Châtillon-sur-Seine, France, 1949. He lives and works in Paris and Aignay-le-Duc.
Since the late 1960s, Lavier has reflected upon the relationship between painting and sculpture, representation and abstraction, life and art. An overriding characteristic of his work is its tongue in cheek attitude. In order to shape his ideas, Lavier developed a series of ''demonstrations'': methods and strategies that enable him to question our intellectual baggage and to disrupt our most entrenched visual habits. His best-known intervention is to cover everyday objects with what he refers to as typical ''Van Gogh-brushwork''. With this act, banal objects become artworks but, even more importantly, the object becomes a painted image of itself. Paradoxically, the representation of reality only occurs when the original object is hidden from view and completely disappears. Another ‘demonstration’ consists of combining two different objects in an absurd associative manner, such as a sculpture of Alexander Calder placed upon a radiator with an identical brand name, or La Bocca (Dali’s famous lip-shaped sofa) balanced upon a white freezer manufactured by Bosch.
In 2012 he had a major retrospective at the Centre Georges Pompidou, Paris.
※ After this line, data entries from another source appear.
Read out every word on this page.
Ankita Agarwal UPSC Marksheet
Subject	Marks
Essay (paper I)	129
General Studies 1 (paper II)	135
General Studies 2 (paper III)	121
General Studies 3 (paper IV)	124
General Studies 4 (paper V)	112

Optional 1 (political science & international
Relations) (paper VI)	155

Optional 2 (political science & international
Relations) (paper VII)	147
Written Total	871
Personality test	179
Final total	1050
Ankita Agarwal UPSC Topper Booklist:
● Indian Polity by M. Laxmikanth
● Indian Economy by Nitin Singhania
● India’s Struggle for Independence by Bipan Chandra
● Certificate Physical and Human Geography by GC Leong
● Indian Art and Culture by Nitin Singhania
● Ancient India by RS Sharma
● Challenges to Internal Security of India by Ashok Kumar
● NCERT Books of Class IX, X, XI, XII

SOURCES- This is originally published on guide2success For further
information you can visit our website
Other recent solo exhibitions include l’Affaire Tournesols, Fondation Vincent Van Gogh, Arles; En résonance avec la Biennale d’art Contemporain de Lyon, Musée d’Art Moderne de St Etienne, France (2011); Afternoon, Tsum, Moscou, Russia Musée Hermes, Séoul, Korea (2010); and Musée Correspondances. Bertrand Lavier/Edouard Manet, Musée d’Orsay, Paris (2008).